1. Validasi perasaan anak lebih dulu

Anak-anak sering kali bingung dengan perasaan mereka sendiri. Saat melihat pertengkaran atau orang dewasa marah, mereka bisa merasa takut, cemas, bahkan bingung harus bersikap seperti apa. Dalam situasi ini, penting bagi orangtua untuk memvalidasi perasaan anak terlebih dahulu.

Alih-alih langsung menasihati atau berkata “Ah, jangan takut, itu biasa saja”, orangtua sebaiknya mengakui emosi anak dengan kalimat sederhana, seperti:

  • “Kamu merasa takut ya lihat orang teriak-teriak?”
  • “Sepertinya kamu jadi sedih waktu mendengar orang saling marah.”

Validasi semacam ini membuat anak merasa dipahami dan dihargai. Setelah anak merasa aman, barulah orangtua bisa memberikan penjelasan lebih lanjut.

2. Gunakan bahasa sederhana yang sesuai usia

Tidak semua anak mampu mencerna penjelasan yang rumit. Karena itu, orangtua perlu menyesuaikan bahasa dengan usia dan tingkat pemahaman anak.

Untuk anak usia dini, cukup jelaskan bahwa marah adalah perasaan yang wajar, tetapi cara marah dengan berteriak atau berkata kasar tidak baik. Sementara untuk anak yang lebih besar, orangtua bisa menjelaskan bahwa konflik sering muncul karena adanya perbedaan pendapat, dan ada banyak cara sehat untuk menyelesaikannya.

Contoh penjelasan yang bisa digunakan:
“Kadang orang berbeda pendapat, dan itu membuat mereka kesal. Tapi marah dengan cara teriak-teriak bukanlah cara yang baik. Kita bisa memilih untuk bicara dengan tenang supaya masalah cepat selesai.”

3. Tawarkan alternatif positif sebagai solusi

Setelah menjelaskan, jangan berhenti di situ. Orangtua perlu memberikan alternatif cara menghadapi perbedaan. Anak akan lebih mudah belajar jika ditunjukkan pilihan konkret yang bisa ia tiru.

Misalnya:

  • “Kalau kita berbeda pendapat, kita bisa saling mendengarkan dulu.”
  • “Kalau merasa kesal, lebih baik tarik napas dulu sebelum bicara.”
  • “Kalau bingung, kita bisa meminta bantuan orang lain untuk menengahi.”

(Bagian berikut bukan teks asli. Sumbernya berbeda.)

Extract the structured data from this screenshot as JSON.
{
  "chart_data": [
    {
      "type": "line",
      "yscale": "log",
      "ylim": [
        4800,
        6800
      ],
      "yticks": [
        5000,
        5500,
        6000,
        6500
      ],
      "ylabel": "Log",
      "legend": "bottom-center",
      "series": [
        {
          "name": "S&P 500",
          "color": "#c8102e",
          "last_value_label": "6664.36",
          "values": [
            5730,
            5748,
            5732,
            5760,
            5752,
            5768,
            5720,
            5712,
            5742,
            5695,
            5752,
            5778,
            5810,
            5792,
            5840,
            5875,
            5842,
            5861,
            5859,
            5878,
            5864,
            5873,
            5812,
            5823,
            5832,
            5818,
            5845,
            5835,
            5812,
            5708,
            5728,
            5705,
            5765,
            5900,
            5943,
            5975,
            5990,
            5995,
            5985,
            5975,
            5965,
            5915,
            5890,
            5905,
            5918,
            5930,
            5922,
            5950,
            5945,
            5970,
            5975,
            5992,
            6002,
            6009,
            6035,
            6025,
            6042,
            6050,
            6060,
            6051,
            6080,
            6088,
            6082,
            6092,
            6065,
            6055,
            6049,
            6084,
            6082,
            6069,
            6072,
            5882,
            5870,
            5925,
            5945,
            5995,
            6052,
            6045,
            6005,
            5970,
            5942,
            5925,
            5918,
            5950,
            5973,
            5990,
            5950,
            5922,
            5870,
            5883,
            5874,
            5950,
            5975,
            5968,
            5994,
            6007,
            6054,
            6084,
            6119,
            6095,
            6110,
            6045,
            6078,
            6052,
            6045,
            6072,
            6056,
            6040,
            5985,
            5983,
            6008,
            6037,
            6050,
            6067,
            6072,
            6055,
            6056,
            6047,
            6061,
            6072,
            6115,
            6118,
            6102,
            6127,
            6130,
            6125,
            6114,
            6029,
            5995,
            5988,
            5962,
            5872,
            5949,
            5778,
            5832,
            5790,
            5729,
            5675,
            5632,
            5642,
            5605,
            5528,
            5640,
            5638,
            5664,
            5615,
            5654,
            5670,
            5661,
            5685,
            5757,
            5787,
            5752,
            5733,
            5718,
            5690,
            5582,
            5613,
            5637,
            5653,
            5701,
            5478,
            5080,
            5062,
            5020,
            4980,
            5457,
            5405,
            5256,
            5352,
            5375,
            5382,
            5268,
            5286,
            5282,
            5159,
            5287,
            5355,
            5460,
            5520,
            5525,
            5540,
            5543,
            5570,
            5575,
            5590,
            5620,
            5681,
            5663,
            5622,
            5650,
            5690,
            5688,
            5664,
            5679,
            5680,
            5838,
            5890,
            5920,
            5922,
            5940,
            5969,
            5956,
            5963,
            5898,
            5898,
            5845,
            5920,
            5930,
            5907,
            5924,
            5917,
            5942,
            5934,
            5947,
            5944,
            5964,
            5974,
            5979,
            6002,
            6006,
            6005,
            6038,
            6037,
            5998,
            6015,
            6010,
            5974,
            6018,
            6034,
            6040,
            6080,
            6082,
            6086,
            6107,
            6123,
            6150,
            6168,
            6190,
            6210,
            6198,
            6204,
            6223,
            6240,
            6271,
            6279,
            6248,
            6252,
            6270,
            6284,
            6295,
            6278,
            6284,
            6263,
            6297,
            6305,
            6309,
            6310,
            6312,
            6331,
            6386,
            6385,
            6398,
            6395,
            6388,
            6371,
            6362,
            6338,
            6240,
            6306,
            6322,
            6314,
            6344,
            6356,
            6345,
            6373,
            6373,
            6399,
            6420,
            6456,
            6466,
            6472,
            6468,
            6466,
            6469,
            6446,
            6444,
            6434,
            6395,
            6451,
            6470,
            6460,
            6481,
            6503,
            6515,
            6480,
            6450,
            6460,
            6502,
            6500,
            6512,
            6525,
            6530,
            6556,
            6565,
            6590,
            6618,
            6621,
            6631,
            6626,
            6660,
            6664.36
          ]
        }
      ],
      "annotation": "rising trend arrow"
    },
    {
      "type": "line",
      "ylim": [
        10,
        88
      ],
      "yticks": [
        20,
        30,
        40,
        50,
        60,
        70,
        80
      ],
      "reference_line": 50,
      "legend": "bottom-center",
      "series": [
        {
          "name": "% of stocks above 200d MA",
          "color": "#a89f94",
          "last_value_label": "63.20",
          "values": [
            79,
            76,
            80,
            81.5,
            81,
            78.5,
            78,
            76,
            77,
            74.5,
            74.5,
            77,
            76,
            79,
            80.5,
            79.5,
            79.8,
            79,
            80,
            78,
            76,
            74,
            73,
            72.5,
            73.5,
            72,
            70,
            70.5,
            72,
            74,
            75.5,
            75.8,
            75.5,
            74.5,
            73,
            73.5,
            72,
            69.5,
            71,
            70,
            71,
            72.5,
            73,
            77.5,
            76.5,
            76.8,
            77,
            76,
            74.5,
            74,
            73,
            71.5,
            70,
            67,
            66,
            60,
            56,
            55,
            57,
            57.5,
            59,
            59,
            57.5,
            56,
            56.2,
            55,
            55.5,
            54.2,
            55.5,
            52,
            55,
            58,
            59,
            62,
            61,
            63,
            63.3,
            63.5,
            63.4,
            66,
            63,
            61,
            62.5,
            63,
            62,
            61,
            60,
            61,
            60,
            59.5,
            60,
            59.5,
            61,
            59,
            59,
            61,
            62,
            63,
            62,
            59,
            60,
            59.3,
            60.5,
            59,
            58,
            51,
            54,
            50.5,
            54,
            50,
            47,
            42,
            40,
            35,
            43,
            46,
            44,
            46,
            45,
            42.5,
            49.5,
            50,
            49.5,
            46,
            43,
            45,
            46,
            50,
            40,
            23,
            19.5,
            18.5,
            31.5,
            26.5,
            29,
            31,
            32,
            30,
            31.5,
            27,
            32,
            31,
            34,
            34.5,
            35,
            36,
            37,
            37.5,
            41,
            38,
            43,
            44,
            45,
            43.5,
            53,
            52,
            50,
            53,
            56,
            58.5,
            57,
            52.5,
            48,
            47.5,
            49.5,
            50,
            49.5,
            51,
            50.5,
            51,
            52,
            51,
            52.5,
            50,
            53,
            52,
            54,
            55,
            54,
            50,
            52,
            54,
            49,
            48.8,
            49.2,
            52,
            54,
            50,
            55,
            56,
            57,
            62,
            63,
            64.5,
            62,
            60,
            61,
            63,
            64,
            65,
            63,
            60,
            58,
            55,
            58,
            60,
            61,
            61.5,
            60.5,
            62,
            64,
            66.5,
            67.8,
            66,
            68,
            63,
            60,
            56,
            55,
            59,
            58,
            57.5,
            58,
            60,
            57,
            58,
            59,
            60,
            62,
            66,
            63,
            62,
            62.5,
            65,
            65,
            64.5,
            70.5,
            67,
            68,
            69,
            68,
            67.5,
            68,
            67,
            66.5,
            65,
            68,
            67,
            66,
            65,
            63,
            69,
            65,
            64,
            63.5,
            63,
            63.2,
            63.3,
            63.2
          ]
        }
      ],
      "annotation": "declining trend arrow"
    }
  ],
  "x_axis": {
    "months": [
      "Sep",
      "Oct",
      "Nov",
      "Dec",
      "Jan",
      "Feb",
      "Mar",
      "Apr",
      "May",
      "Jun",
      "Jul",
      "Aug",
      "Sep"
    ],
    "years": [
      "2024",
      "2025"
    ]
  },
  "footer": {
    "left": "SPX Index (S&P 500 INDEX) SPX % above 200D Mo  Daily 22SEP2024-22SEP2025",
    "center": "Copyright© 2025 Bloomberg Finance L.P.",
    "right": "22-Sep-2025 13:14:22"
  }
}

Dengan cara ini, anak belajar bahwa konflik tidak selalu berarti pertengkaran. Mereka akan paham bahwa masalah bisa diselesaikan lewat komunikasi yang sehat, bukan dengan kekerasan atau amarah berlebihan.

4. Jadi teladan nyata dalam kehidupan sehari-hari

Anak-anak belajar lebih banyak dari apa yang mereka lihat ketimbang apa yang mereka dengar. Maka, penjelasan lisan dari orangtua harus sejalan dengan perilaku sehari-hari.

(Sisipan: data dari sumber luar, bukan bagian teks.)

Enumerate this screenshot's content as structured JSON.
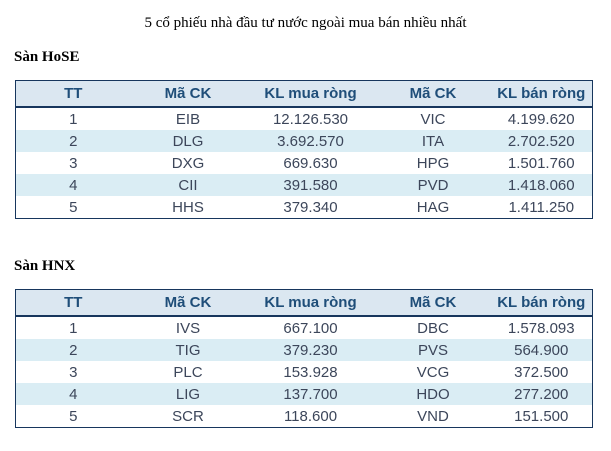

Jika orangtua sering marah-marah di rumah, sulit bagi anak untuk meniru ketenangan. Sebaliknya, ketika orangtua mampu mengelola emosi dengan baik, anak akan meniru sikap tersebut secara alami.

Beberapa contoh sederhana:

  • Tetap berbicara dengan suara tenang saat menghadapi masalah rumah tangga.
  • Menunjukkan sikap ramah kepada orang lain, bahkan kepada orang yang berbeda pendapat.
  • Membantu tetangga atau orang lain yang sedang kesulitan tanpa mengeluh.
  • Menyelesaikan perbedaan dengan diskusi, bukan adu argumen yang penuh emosi.

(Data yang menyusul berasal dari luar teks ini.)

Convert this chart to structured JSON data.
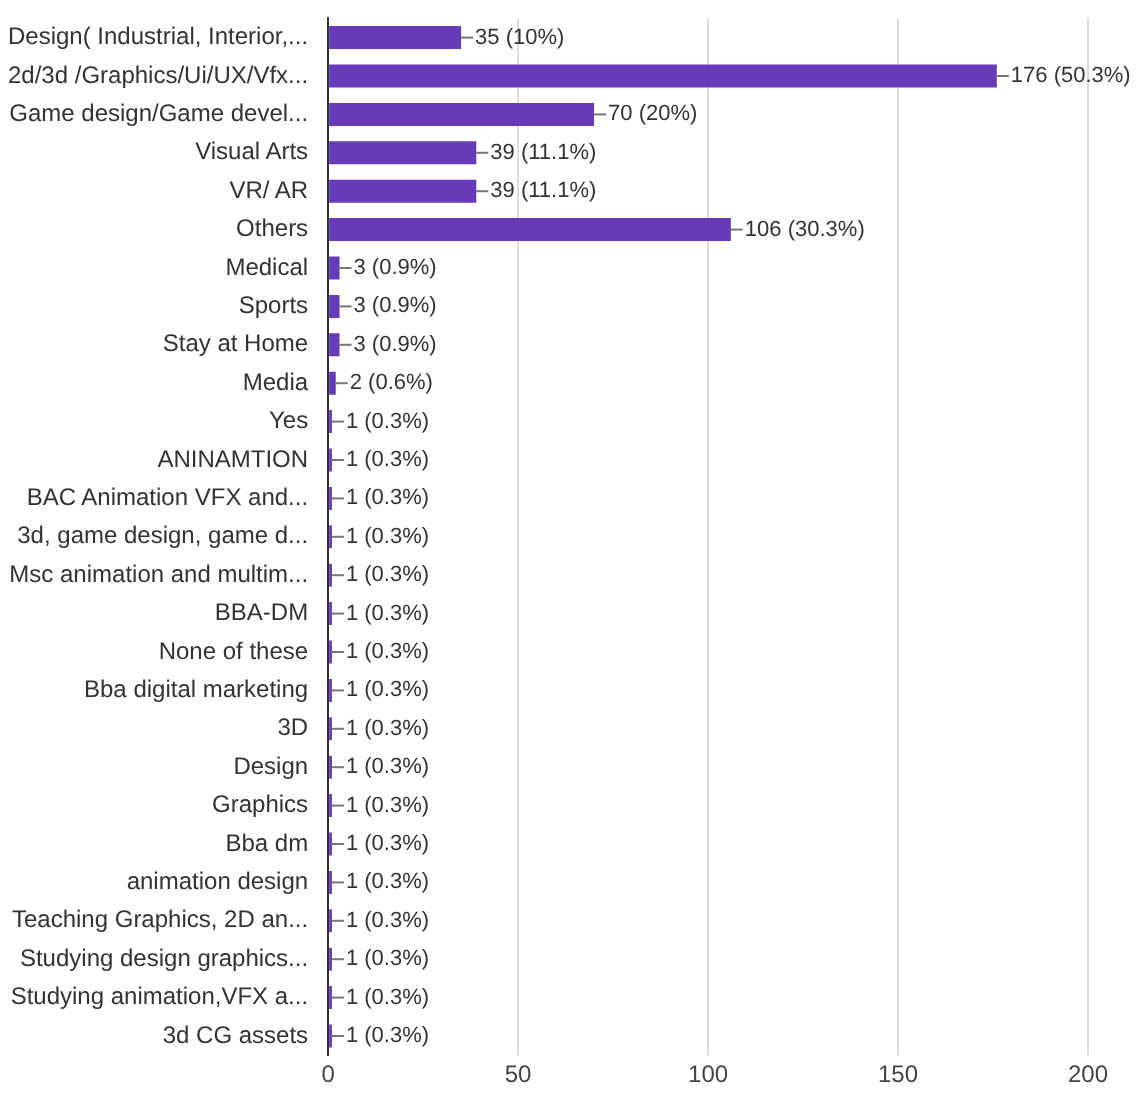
{
  "chart_data": {
    "type": "bar",
    "orientation": "horizontal",
    "categories": [
      "Design( Industrial, Interior,...",
      "2d/3d /Graphics/Ui/UX/Vfx...",
      "Game design/Game devel...",
      "Visual Arts",
      "VR/ AR",
      "Others",
      "Medical",
      "Sports",
      "Stay at Home",
      "Media",
      "Yes",
      "ANINAMTION",
      "BAC Animation VFX and...",
      "3d, game design, game d...",
      "Msc animation and multim...",
      "BBA-DM",
      "None of these",
      "Bba digital marketing",
      "3D",
      "Design",
      "Graphics",
      "Bba dm",
      "animation design",
      "Teaching Graphics, 2D an...",
      "Studying design graphics...",
      "Studying animation,VFX a...",
      "3d CG assets"
    ],
    "values": [
      35,
      176,
      70,
      39,
      39,
      106,
      3,
      3,
      3,
      2,
      1,
      1,
      1,
      1,
      1,
      1,
      1,
      1,
      1,
      1,
      1,
      1,
      1,
      1,
      1,
      1,
      1
    ],
    "value_labels": [
      "35 (10%)",
      "176 (50.3%)",
      "70 (20%)",
      "39 (11.1%)",
      "39 (11.1%)",
      "106 (30.3%)",
      "3 (0.9%)",
      "3 (0.9%)",
      "3 (0.9%)",
      "2 (0.6%)",
      "1 (0.3%)",
      "1 (0.3%)",
      "1 (0.3%)",
      "1 (0.3%)",
      "1 (0.3%)",
      "1 (0.3%)",
      "1 (0.3%)",
      "1 (0.3%)",
      "1 (0.3%)",
      "1 (0.3%)",
      "1 (0.3%)",
      "1 (0.3%)",
      "1 (0.3%)",
      "1 (0.3%)",
      "1 (0.3%)",
      "1 (0.3%)",
      "1 (0.3%)"
    ],
    "color": "#673ab7",
    "xlim": [
      0,
      200
    ],
    "xticks": [
      0,
      50,
      100,
      150,
      200
    ],
    "grid": "x"
  }
}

“Kalau orangtua mampu mengendalikan diri dan memperlihatkan sikap tenang, anak akan menjadikan itu sebagai standar perilaku yang normal,” kata Vera.

5. Ajak anak melatih empati dan kontrol diri

Selain memberikan teladan, penting juga bagi orangtua untuk melatih anak agar terbiasa berempati. Misalnya dengan bertanya:

  • “Menurut kamu, bagaimana perasaan orang yang dimarahi tadi?”
  • “Kalau kamu yang dimarahi dengan keras, apa yang kamu rasakan?”

Pertanyaan semacam ini membantu anak belajar melihat suatu situasi dari perspektif orang lain. Dari sinilah empati tumbuh. Ditambah dengan latihan kontrol diri—seperti menarik napas, menghitung sampai sepuluh, atau menulis perasaan di buku—anak akan memiliki bekal yang kuat untuk mengelola emosinya sendiri.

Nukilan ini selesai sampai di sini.